Sur le chemin du retour, je n'ai cessé de ruminer sur les causes fatales des incidents et sur leurs conséquences inévitables. On est peu de chose devant le destin. N'était-il pas prédéterminé, depuis le début, que ma nouvelle clé ne tarderait pas à se casser en deux? Où coucherai-je cette nuit, et comment pourrai-je préparer mon sac de voyage pour demain?
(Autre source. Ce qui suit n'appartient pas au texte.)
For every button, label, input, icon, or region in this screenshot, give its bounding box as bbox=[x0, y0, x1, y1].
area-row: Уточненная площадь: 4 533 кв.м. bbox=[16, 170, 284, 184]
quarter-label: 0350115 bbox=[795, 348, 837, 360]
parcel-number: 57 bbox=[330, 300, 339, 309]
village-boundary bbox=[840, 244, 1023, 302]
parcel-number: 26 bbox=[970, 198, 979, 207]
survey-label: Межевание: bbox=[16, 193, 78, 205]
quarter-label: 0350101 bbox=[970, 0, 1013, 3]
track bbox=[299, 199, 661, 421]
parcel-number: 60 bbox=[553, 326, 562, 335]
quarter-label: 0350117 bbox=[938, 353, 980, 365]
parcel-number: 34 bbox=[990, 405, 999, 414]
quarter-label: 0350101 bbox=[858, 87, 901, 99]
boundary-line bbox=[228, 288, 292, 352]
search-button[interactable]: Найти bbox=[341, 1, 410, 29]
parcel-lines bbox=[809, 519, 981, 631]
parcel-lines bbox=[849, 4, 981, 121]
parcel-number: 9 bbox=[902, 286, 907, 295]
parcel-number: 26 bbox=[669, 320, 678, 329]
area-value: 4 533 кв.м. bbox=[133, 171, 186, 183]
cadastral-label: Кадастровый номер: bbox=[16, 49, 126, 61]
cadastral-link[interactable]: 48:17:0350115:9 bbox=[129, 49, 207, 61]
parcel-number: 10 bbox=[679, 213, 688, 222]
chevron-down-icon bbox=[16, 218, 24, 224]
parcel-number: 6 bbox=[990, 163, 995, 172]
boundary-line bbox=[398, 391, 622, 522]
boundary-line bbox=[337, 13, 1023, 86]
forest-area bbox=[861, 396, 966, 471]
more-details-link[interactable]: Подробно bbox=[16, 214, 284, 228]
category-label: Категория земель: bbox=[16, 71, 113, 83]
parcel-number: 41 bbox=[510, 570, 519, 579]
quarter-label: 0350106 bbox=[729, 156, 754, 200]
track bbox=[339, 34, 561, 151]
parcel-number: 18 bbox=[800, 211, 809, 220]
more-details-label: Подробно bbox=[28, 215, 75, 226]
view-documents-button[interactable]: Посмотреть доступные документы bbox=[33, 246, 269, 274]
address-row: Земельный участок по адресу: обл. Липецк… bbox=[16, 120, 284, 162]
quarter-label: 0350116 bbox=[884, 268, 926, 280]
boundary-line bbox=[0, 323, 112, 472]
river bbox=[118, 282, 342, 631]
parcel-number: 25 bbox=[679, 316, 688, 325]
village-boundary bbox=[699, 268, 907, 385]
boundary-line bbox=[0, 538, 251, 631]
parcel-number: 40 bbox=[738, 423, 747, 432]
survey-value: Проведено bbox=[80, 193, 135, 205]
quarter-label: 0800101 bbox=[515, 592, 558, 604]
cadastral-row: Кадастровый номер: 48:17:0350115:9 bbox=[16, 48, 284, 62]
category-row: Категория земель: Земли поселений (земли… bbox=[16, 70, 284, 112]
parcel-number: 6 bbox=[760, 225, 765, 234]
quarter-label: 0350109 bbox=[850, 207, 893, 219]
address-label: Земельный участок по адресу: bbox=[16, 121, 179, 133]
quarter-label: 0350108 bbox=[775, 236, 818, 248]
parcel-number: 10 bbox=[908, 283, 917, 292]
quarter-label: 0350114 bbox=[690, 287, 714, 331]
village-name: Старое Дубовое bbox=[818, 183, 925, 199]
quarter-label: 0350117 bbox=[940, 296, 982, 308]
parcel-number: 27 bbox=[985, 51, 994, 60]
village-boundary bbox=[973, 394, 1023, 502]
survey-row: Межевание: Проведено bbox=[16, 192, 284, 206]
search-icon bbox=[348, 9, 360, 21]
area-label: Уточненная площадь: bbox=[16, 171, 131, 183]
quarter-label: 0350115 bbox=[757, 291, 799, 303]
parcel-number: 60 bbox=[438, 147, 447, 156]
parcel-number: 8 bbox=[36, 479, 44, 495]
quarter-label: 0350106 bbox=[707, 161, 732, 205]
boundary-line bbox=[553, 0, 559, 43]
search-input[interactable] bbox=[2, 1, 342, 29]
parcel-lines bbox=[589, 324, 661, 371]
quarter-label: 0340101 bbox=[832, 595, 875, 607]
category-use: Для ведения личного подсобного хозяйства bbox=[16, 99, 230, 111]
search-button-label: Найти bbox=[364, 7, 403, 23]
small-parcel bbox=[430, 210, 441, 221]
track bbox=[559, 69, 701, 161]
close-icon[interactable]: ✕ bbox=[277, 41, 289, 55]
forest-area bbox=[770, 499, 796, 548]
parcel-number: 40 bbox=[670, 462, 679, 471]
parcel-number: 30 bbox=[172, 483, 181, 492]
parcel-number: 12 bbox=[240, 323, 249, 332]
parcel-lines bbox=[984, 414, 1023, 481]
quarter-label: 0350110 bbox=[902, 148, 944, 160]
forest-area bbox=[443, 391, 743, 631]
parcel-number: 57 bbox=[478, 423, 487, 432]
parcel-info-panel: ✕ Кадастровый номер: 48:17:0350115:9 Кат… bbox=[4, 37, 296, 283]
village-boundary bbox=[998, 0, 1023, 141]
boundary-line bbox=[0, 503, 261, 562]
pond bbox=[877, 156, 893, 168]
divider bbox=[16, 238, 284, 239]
Fleur-de-prunier est de retour au travail, et elle m'a précédé à l'auberge. Elle a dû rentrer en vélo. D'ordinaire, les employés sont peu enthousiastes lorsqu'ils voient se pointer des clients à problème, comme moi. Mais Fleur-de-prunier arbore un large sourire.
— Monsieur, tout est réglé, ma collègue Xiao Wang va vous accompagner pour ouvrir la porte.
— Le serrurier est passé?
— Non, non, il est parti pour le week-end. Mais on a trouvé une solution.

La dénommée Xiao Wang me précède dans l'escalier, sans dire un mot. Nous voici devant la porte de ma chambre. Xiao Wang extrait le moignon de clé de sa poche, le colle sur l'entrée de la serrure, et s'efforce de l'ajuster à la tige restée coincée dans le barillet. Une fois les deux fragments de clé réunis, la serrure se rend sans résistance. Ma surprise passée, j'essaie à mon tour. Pas de doute, il suffit d'un peu de doigté pour déverrouiller ma porte. Je dirais même que je suis devenu le pensionnaire le mieux protégé de l'auberge, et peut-être de la Chine entière. Aucun étranger ne peut pénétrer chez moi, fut-il muni d'un double de ma clé ou d'un passe-partout. Seul mon moignon de clé, absolument unique au monde, peut désormais commander ma serrure.

(Toute coïncidence ou ressemblance avec des personnages réels n'est ni fortuite ni involontaire, car cette histoire est entièrement authentique. Seuls certains noms de personnes ont pu être modifiés.)